In January, 1945, she undertook a perilous journey from Copenhagen to Dresden carrying a carved oak cross to place on Ryan's grave.

She remembered leaving the cross with the graveyard attendant, who couldn't put it up straight away because the ground was frozen to a depth of a metre. He put up the cross as promised as soon as there was a thaw.

Some 30 years later, Budge worked with Fianna Fáil TD Niall Andrews, assisted by Mick O'riordan, the head of the Communist Party of Ireland, to get Ryan's remains repatriated.

The immediate post-war period saw Helmut interned for three years by the British authorities in Germany. On his release in 1948, Budge went straight to Séan Mcbride, the new Minister for External Affairs, requesting a visa for Helmut to return to Ireland, which he did via a long trek over the Alps and a flight from Rome to Shannon.

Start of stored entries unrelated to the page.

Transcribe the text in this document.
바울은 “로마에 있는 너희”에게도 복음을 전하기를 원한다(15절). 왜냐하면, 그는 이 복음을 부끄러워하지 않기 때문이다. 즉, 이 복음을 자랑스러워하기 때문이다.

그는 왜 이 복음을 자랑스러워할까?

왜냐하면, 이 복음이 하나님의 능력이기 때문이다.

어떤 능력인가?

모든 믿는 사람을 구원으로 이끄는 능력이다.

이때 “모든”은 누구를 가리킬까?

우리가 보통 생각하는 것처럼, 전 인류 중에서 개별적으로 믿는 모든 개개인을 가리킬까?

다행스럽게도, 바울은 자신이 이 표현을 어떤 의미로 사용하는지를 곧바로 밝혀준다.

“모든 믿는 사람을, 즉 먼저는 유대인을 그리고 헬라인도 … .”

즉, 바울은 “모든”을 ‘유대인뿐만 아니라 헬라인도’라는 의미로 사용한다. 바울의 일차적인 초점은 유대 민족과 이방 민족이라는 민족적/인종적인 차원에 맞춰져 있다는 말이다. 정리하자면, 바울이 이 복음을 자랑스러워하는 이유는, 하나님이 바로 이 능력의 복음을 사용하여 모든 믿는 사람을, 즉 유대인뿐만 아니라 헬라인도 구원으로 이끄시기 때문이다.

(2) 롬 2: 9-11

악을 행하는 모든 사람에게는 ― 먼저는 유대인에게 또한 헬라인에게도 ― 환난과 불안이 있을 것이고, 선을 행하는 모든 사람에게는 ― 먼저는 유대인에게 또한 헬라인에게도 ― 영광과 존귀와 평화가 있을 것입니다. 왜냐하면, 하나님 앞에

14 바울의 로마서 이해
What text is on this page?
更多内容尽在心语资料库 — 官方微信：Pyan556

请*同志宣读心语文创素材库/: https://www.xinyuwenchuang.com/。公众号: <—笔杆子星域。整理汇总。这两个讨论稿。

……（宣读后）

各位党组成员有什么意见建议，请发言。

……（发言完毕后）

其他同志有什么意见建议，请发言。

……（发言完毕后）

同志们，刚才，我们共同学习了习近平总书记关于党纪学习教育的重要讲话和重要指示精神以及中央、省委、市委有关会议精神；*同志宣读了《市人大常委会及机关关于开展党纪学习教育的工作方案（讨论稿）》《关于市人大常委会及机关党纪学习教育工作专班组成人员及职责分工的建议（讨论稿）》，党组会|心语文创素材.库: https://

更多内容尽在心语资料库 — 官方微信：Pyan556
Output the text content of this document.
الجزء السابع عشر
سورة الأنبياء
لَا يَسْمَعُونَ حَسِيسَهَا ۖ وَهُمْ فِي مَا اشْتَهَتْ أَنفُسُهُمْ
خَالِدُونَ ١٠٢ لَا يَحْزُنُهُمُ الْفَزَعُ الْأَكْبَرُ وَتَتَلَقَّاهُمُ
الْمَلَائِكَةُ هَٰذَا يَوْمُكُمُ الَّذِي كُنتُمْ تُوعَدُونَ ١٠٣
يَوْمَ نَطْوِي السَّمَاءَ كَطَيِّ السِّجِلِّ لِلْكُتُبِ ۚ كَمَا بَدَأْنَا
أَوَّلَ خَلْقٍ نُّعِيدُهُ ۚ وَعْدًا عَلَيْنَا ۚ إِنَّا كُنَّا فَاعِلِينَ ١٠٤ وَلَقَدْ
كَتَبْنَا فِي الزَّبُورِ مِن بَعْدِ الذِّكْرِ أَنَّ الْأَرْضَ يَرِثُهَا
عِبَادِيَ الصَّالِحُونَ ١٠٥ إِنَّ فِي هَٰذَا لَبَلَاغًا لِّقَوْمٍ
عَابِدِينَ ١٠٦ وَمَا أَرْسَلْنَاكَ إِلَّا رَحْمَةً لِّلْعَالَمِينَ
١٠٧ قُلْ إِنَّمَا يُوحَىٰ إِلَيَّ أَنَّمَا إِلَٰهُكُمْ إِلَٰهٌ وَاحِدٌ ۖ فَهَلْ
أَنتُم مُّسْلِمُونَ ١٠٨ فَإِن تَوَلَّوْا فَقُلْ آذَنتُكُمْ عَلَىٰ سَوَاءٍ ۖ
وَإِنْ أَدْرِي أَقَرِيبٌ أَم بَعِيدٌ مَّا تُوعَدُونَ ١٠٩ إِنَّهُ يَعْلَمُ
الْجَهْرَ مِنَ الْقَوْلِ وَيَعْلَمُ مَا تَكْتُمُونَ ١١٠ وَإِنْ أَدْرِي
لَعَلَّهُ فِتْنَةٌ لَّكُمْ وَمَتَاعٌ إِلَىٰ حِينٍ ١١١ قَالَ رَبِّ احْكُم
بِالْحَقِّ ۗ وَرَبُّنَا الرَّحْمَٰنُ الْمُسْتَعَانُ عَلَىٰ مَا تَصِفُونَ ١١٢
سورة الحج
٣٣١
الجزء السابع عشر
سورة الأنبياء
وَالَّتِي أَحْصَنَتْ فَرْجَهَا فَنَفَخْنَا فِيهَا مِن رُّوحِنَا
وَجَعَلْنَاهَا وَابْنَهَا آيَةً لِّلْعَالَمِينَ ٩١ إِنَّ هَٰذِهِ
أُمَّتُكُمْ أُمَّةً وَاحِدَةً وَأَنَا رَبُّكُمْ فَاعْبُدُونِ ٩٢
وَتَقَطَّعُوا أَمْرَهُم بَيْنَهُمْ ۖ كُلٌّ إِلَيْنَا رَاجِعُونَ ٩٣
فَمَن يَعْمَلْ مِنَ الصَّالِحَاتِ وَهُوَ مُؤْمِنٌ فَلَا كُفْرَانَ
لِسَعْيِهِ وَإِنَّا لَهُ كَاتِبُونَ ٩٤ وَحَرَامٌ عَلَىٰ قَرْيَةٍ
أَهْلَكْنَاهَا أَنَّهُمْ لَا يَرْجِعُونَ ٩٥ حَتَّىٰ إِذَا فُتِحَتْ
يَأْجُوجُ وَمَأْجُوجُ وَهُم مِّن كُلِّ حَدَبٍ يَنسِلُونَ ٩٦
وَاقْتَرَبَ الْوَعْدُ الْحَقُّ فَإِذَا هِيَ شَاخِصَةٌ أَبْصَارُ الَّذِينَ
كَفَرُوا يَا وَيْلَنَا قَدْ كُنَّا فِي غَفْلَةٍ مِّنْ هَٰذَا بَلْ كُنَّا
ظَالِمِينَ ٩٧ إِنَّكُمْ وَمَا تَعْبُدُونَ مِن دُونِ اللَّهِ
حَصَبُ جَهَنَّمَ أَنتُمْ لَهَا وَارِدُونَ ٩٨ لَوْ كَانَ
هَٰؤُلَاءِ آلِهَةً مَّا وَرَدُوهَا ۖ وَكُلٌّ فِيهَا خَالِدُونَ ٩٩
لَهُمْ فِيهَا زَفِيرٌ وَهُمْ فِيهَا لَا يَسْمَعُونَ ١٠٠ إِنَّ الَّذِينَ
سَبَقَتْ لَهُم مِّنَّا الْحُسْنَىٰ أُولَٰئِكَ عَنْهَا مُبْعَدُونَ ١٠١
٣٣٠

Helmut anhd Budge managed to re-establish their lives in Ireland and were instrumental in founding St. Kilian's German School in Clonskeagh and the Irish section of Amnesty International. The family business was built on representing various German firms in Ireland, including the giant Schering pharmaceutical company.

Budge is survived by her children Dieter, Helmut, Maeve, Frank, Alma, Inge and Conn.